Behind closed doors in the state of New Hampshire during the early days of 2008, a former First Lady named Hillary is in a desperate bid to save her troubled campaign for President of the United States. Her husband, Bill, sees things one way; her campaign manager, Mark, sees things another. If any of this sounds familiar, don't be fooled; in a universe of infinite possibilities, anything that can happen, will.
In Hillary and Clinton, Lucas Hnath examines the politics of marriage, gender roles, and the limitations of experience and inevitability in this profoundly timely look at an American dynasty in crisis.
Metcalf is alternately steely, frantic, no-nonsense, desperate and steadfast - and she makes every one of those transitions while looking simultaneously backward and forward.
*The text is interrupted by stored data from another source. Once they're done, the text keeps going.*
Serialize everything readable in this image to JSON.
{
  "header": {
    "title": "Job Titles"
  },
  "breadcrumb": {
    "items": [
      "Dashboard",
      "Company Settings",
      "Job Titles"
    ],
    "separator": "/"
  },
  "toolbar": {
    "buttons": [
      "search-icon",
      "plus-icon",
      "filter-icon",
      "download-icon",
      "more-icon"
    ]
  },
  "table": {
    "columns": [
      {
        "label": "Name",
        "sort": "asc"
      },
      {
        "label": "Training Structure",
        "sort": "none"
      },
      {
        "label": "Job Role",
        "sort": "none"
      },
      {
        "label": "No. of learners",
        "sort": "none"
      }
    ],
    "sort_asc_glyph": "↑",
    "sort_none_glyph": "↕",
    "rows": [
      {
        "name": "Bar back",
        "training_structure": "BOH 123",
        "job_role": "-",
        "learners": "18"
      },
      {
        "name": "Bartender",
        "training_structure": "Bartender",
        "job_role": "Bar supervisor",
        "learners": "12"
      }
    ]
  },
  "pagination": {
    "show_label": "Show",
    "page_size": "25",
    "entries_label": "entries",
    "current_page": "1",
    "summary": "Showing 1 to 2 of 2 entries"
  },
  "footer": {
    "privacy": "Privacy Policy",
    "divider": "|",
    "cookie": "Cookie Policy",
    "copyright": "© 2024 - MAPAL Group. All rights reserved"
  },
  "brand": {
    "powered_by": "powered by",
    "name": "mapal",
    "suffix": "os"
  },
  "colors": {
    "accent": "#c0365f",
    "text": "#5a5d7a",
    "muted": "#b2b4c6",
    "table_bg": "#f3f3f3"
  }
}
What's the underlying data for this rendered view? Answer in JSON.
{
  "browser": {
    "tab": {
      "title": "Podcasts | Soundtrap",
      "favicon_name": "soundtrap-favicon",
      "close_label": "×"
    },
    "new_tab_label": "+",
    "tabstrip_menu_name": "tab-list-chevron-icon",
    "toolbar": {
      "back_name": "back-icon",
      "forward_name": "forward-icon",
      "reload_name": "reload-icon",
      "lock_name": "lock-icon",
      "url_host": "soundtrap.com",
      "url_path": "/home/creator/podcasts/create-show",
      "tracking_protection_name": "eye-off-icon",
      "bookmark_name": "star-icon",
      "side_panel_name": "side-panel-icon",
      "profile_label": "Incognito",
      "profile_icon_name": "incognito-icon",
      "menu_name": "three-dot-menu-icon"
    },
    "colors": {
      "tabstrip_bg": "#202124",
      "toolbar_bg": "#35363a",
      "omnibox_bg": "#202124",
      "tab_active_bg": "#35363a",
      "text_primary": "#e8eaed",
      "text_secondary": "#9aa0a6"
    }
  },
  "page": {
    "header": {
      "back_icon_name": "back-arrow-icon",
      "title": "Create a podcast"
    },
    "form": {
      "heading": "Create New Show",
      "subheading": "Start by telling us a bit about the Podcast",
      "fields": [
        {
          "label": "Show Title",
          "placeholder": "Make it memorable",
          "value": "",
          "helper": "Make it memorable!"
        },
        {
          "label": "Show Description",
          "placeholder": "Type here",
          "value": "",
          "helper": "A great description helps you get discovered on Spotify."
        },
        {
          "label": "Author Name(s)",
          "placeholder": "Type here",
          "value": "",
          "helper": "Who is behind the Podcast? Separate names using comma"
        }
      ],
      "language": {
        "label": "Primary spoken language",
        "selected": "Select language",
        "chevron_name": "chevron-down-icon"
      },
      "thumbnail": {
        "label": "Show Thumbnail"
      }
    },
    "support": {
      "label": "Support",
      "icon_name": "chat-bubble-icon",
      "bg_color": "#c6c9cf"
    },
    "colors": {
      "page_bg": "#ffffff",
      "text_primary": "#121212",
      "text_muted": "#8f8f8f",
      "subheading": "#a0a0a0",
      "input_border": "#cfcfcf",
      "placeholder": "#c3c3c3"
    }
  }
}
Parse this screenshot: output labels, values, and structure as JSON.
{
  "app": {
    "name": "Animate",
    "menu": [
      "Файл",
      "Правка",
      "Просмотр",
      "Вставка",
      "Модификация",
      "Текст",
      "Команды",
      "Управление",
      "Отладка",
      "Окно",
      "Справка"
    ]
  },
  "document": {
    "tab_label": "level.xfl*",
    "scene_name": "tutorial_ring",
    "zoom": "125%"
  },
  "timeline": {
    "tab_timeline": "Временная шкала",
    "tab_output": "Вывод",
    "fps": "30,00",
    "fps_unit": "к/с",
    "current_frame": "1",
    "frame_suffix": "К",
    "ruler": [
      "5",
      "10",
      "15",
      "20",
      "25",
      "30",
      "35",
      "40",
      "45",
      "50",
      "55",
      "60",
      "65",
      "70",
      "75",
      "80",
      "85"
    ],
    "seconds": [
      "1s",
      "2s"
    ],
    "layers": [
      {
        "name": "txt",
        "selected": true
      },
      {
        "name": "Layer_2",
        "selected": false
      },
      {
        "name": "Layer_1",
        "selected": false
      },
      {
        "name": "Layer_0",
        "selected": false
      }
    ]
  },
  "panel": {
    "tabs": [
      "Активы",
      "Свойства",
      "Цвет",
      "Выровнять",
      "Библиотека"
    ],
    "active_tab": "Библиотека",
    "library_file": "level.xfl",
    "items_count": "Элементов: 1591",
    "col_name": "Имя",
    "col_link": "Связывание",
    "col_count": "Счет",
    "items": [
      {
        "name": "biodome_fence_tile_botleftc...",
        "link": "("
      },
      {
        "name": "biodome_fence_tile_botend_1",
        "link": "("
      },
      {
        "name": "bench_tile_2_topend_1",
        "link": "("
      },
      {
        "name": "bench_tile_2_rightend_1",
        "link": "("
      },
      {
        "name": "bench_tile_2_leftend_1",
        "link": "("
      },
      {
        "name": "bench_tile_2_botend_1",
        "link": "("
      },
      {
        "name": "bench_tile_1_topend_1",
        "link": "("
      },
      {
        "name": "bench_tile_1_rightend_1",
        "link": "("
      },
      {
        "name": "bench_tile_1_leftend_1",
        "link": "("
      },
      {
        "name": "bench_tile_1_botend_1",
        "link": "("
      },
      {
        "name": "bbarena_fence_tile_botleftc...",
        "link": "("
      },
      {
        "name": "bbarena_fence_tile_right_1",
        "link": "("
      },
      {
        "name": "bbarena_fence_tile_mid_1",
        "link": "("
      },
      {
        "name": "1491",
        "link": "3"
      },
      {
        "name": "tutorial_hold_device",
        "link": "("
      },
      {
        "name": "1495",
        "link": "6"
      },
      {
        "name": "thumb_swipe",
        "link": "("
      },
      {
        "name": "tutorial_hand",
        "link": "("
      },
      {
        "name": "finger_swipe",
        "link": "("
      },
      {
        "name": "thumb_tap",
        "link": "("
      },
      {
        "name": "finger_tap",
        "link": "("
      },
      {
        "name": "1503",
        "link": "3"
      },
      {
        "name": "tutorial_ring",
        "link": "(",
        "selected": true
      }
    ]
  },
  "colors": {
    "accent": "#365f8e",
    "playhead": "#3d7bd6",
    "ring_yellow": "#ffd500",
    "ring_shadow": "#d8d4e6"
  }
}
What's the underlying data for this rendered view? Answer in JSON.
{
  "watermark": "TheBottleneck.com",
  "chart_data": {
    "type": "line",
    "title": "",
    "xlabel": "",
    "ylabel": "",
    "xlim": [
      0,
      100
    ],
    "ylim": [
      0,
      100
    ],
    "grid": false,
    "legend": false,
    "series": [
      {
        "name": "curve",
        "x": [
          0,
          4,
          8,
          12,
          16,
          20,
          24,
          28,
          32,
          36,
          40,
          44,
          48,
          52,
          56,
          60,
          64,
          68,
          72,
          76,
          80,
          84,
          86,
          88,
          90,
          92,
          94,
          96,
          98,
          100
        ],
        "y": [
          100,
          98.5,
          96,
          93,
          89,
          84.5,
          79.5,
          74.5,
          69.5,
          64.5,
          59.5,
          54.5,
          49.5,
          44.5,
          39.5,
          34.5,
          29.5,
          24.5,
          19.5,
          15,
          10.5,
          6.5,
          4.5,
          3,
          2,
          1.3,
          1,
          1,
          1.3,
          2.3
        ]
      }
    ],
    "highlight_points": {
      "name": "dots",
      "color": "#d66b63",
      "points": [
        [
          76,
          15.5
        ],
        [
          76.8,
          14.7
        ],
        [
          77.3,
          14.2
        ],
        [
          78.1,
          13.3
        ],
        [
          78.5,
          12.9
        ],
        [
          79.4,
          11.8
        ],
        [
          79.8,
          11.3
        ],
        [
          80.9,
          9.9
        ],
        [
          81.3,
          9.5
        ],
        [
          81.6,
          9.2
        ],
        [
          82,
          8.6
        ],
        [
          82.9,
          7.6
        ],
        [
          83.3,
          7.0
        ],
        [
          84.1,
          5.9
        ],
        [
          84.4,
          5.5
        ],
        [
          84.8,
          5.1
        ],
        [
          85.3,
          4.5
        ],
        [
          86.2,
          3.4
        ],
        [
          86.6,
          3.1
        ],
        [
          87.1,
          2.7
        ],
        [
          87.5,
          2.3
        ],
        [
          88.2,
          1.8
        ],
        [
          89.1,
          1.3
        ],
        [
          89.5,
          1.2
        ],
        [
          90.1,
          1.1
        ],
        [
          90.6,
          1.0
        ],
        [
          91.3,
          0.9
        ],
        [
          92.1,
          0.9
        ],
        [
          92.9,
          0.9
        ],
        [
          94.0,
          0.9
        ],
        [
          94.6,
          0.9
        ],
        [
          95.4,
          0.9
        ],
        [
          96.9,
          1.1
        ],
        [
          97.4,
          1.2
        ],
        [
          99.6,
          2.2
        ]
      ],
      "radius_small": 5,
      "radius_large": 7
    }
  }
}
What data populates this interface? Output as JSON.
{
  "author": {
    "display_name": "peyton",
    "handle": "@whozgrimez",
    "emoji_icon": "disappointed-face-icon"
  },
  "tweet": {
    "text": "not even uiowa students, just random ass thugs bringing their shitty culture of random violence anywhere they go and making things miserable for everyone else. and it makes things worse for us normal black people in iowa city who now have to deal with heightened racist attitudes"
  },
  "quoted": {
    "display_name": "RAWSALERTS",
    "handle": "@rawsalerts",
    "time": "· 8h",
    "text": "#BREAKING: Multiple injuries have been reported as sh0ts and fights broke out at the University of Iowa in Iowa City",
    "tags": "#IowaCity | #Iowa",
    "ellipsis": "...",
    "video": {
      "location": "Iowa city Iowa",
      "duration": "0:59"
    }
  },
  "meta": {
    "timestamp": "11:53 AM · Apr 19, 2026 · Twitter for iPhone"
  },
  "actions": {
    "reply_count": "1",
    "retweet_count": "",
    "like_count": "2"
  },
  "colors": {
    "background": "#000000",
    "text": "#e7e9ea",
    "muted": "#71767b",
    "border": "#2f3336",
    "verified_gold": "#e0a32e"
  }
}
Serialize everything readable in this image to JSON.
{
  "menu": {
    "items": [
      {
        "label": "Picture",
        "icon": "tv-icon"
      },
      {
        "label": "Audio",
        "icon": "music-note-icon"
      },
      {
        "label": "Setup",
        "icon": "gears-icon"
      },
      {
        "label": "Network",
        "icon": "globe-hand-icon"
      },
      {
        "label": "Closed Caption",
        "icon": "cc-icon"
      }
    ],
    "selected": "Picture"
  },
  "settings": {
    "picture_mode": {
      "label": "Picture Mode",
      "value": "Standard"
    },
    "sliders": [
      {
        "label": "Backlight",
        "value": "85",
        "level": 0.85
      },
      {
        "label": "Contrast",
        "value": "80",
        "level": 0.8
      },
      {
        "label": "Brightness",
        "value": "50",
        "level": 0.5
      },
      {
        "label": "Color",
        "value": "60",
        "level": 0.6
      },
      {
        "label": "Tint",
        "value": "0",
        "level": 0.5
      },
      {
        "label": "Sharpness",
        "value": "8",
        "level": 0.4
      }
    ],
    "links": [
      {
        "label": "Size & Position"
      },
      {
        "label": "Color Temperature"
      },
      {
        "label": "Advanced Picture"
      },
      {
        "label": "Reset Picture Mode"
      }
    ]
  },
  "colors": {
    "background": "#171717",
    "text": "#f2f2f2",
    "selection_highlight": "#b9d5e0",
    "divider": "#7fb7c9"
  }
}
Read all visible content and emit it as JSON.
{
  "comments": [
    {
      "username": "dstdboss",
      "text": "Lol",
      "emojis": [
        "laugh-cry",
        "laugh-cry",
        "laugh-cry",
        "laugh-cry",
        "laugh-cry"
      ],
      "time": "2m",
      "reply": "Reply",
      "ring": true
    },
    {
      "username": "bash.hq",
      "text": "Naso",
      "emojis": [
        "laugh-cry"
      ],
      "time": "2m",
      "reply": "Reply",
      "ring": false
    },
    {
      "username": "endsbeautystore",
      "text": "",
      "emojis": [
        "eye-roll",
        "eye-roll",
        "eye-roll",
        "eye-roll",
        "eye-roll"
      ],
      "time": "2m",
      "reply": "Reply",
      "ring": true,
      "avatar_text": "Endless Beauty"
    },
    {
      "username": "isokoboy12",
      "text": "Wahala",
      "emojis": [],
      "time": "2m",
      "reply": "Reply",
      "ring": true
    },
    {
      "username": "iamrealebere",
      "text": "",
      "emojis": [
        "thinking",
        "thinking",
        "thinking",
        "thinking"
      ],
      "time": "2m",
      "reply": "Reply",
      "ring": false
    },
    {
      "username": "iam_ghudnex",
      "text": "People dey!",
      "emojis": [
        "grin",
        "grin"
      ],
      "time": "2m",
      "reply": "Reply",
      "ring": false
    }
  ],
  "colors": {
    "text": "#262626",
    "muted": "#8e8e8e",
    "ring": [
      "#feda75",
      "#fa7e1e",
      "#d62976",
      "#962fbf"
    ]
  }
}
She's cautious. She's deliberate. She's beyond smart. She will never be president. Lithgow keeps it extremely light playing a Bill Clinton that would delight a Trump voter. He's not the bumpkin John Travolta gives us in 'Primary Colors,' but he does eat pizza, wears obscenely short jogging trunks and has no shame when it comes to seducing voters.
Lithgow and Metcalf, both Emmy-winning veterans of network sitcoms, know every comedic beat to hit. (The set designed by Chloe Lamford and lighting by Hugh Vanstone reminded me of watching politics unfold on TV, something we've all become all-too-accustomed to in the last several years.) But it is Metcalf, who seems to have become the exceptional director Joe Mantello's muse of late (she earned a Tony for their previous collaboration in Three Tall Women and they've announced their next collaboration will be Who's Afraid of Virginia Woolf?) who elevates this production with devastating take-downs of her her husband like, 'You know given the chance I will eclipse you.' Regardless of where you fall on the political spectrum, the repercussions of that line, 11 years later, will knock the wind out of you.